Today the Church celebrates one of the titles of St. Joseph and it is celebrated as a Solemnity. St. Joseph is called the Spouse of Mary, and it is a title that was recently added into the Eucharistic prayer. In the Litany, he is called the Spouse of the Mother of God.

This title of St. Joseph is first mentioned in the gospel when it said that Jacob was the father of Joseph, the husband of Mary, of her was born Jesus who is called the Christ.

It is a profound title, though we tend to know of St. Joseph in what he can do for us, namely for his intercession for our work, when we are ill or for those who are dying. The greatness of St. Joseph was his humility in accepting the will of God and that meant giving up his plans and hopes for his own future.
Mary was betrothed to St. Joseph, but before they came to live together, she was found to be with child through the Holy Spirit. St. Joseph, being a man of honour and wanting to spare her publicity, decided to divorce her informally.

And that was when God came into the situation and St. Joseph had to make some decisions.

He eventually did as he was told, though he may not have understood everything. And in that sense St. Joseph would have understood our every difficulty and struggle when it comes to the will of God.

In accepting God's will, St. Joseph accepted to be the Spouse of Mary, he accepted to be the foster-father of Jesus, he accepted everything that God entrusted him with, and as well as giving up everything that he had planned for.

And for that God bestowed him a greatness for eternity. May St. Joseph pray for us too that we follow him to accept God's will with humility.

 We have the description of St. Joseph only in the Gospels of Mathew and Luke. They present him as Joseph, the just man and Joseph, the dreamer

(A) Joseph, the just man: (Matthew. 1:19). In the Biblical sense, a just man is one who faithfully does his duties to God, to lawful authorities and to his fellow human beings.

(B) Joseph did his duties to God faithfully by obeying His laws revealed through Moses, through his king and through his foster son Jesus.

1.       He obeyed the Mosaic laws: i) by circumcising and naming Jesus on the 8th day, ii) by presenting Mary with her child in the Temple for the purification ceremony, iii) by making Jesus “son of the Law,” bringing him to the Temple of Jerusalem for the feast of Passover at the age of twelve.
2.       He obeyed his King’s law by taking his pregnant wife Mary to Bethlehem for the census ordered by the Emperor.
3.       He obeyed Jesus by respecting his desires and opinion. (Lk.2: 49)

(C) Joseph did his duties to others faithfully:

1.       to his wife by giving her loving protection in spite of his previous suspicion about her miraculous pregnancy. He could have divorced her.” Pope John Paul II: St. Joseph protected Mary “discreetly, humbly and silently, but with an unfailing presence and utter fidelity, even when he finds it hard to understand.”
2.       to Jesus by training him in his trade, in the Law of Moses and in good conduct (Lk. 2:52).
3.       to his neighbours by being an ideal carpenter and handyman and good neighbour.

(D)- Joseph, the dreamer (like Joseph in the O.T.)

Dreaming in the Old Testament was one-way God used to communicate His will to men.

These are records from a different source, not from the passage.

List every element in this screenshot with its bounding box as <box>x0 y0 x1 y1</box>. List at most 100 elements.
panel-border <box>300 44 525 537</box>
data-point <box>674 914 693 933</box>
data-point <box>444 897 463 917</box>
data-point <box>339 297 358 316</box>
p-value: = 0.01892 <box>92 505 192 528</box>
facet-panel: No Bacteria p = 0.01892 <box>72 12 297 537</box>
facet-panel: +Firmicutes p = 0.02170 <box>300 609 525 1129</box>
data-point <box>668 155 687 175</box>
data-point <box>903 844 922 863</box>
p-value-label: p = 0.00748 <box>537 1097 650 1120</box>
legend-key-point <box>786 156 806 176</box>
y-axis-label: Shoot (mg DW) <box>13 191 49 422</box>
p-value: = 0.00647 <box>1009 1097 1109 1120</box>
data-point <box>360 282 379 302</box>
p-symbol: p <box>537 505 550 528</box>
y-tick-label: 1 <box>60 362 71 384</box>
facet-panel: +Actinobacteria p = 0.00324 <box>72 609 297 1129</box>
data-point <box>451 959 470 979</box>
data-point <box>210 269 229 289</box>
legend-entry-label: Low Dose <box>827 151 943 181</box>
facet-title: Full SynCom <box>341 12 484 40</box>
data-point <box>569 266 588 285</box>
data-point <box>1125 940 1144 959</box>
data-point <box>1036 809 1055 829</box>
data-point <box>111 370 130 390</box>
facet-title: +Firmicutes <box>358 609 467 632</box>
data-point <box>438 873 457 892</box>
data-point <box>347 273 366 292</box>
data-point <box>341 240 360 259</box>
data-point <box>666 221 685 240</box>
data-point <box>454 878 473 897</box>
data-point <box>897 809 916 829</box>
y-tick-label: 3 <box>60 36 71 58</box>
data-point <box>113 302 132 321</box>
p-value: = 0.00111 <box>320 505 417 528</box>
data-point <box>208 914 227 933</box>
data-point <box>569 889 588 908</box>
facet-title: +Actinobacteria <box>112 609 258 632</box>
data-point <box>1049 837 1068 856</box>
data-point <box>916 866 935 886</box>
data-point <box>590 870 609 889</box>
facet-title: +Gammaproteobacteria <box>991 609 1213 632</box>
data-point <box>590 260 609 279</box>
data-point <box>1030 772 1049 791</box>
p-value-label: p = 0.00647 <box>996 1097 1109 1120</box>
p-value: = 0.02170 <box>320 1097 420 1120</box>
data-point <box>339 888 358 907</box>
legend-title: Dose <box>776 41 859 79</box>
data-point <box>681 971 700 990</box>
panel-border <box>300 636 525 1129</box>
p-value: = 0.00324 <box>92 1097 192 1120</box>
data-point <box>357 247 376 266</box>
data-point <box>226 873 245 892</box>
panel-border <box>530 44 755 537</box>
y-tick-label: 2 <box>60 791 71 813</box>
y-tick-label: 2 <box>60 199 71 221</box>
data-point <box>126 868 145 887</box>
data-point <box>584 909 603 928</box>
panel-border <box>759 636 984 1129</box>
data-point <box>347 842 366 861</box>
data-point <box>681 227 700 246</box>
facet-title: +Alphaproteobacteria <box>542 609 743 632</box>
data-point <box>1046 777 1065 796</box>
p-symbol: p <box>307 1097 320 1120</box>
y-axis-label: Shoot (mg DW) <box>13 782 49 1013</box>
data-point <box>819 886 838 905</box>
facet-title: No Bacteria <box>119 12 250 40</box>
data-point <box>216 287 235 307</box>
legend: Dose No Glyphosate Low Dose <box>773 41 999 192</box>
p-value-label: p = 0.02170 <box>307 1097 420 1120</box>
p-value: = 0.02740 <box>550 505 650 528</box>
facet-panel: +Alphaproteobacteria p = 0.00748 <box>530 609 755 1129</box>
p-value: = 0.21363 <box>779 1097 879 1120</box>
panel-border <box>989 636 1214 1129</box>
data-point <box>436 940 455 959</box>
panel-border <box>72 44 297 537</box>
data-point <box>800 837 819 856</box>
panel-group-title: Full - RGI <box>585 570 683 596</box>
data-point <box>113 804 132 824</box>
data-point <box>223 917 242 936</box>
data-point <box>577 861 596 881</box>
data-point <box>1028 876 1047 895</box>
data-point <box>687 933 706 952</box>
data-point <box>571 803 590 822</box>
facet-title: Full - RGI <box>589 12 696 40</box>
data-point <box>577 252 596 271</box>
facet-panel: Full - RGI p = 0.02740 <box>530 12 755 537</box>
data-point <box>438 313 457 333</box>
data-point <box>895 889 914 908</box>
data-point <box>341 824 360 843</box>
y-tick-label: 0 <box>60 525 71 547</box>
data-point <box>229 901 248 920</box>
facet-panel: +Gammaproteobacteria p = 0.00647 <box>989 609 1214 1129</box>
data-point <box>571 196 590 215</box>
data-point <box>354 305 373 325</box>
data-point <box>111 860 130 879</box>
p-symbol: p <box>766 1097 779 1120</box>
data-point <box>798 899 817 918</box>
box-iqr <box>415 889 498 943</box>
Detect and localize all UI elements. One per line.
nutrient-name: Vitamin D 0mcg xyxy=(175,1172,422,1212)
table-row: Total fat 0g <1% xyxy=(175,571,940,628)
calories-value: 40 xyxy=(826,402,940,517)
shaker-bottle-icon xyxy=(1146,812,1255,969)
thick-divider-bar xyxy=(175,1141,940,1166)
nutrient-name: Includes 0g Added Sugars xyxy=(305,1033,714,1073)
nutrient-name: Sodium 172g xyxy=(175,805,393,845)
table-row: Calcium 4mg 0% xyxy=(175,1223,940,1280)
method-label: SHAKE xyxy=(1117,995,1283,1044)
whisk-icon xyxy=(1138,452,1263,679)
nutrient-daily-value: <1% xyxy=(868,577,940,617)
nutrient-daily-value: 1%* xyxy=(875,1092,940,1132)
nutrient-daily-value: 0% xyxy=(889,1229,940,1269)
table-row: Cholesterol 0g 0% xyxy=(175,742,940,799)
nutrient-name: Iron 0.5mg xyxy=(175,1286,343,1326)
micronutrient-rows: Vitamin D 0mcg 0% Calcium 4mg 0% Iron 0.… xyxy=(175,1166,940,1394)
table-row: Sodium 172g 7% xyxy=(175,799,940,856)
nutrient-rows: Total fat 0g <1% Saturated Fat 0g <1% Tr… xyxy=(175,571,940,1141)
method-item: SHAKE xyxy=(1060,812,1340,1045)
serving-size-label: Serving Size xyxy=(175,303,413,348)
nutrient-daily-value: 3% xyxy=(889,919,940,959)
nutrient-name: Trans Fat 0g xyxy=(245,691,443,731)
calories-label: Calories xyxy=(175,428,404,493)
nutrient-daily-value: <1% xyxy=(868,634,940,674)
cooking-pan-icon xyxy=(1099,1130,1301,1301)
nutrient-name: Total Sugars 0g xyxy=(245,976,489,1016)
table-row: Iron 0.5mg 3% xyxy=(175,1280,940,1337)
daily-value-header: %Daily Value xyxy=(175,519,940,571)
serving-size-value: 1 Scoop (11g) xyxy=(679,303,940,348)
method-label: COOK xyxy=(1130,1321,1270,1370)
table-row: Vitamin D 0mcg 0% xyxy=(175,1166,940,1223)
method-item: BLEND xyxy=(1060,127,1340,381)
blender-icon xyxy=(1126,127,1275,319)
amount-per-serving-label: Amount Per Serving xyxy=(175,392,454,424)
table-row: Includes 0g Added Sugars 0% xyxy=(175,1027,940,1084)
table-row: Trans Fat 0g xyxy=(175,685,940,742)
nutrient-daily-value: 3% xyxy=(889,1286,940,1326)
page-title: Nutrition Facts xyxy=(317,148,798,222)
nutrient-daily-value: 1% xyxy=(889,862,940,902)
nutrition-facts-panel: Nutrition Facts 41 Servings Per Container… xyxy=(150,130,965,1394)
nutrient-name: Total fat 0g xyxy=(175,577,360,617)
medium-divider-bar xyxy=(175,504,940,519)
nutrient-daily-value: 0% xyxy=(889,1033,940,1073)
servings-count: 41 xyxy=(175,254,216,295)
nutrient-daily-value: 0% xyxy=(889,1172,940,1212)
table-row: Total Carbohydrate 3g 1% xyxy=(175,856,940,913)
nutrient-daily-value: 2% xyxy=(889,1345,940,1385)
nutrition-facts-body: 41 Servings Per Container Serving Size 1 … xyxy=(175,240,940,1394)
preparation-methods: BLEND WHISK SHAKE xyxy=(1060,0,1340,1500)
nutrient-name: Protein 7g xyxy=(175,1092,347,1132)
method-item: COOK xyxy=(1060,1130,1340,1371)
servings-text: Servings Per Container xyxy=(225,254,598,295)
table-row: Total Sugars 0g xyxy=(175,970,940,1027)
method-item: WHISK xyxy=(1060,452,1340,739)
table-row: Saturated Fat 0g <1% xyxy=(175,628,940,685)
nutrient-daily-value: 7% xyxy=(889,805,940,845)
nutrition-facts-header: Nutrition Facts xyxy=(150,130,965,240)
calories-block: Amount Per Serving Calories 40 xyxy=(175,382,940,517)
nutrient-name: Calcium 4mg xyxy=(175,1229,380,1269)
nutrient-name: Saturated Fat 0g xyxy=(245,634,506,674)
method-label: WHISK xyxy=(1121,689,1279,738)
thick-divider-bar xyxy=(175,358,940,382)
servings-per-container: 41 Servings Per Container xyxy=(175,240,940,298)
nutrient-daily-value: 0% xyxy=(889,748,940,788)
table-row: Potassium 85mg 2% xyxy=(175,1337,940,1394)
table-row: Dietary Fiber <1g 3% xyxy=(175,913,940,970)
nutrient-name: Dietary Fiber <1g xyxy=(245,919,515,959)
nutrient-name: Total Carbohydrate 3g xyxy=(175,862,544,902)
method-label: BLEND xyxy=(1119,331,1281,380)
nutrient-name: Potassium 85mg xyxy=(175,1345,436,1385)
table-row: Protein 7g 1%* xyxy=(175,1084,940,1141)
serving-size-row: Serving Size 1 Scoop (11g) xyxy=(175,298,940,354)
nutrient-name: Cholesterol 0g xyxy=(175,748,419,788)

Joseph received instructions from God through three dreams: 
i)Do not be afraid to take Mary to be your wife” (Mt.1:20); 
ii) “Get up, take the Child and his mother and escape to Egypt, and stay there until I tell you to leave” (Mt. 2:13); 
iii) “Get up, take the Child and his mother, and go back to the land of Israel” (Mt.5:20).

(E) Life Messages: 

1) We need to lead saintly lives by becoming faithful in little things, as St. Joseph was. “Bloom where you are planted” was the favourite advice of St. Francis de Sales. Let us love our profession and do good to others.
2) We need to consult God daily in prayer to know His will and to do it.
3) We need to be just, as St. Joseph was, by “giving everyone his or her due.”
4) We need to raise our families in the spirit of the Holy Family and to be responsible, God-fearing, ideal parents like Joseph and Mary. 5) Let us become protectors like St. Joseph, by keeping watch over our emotions, over our hearts, because they are the seat of good and evil intentions: intentions that builds up and tear down!  We must not be afraid of goodness or even tenderness!” (Pope John Paul II).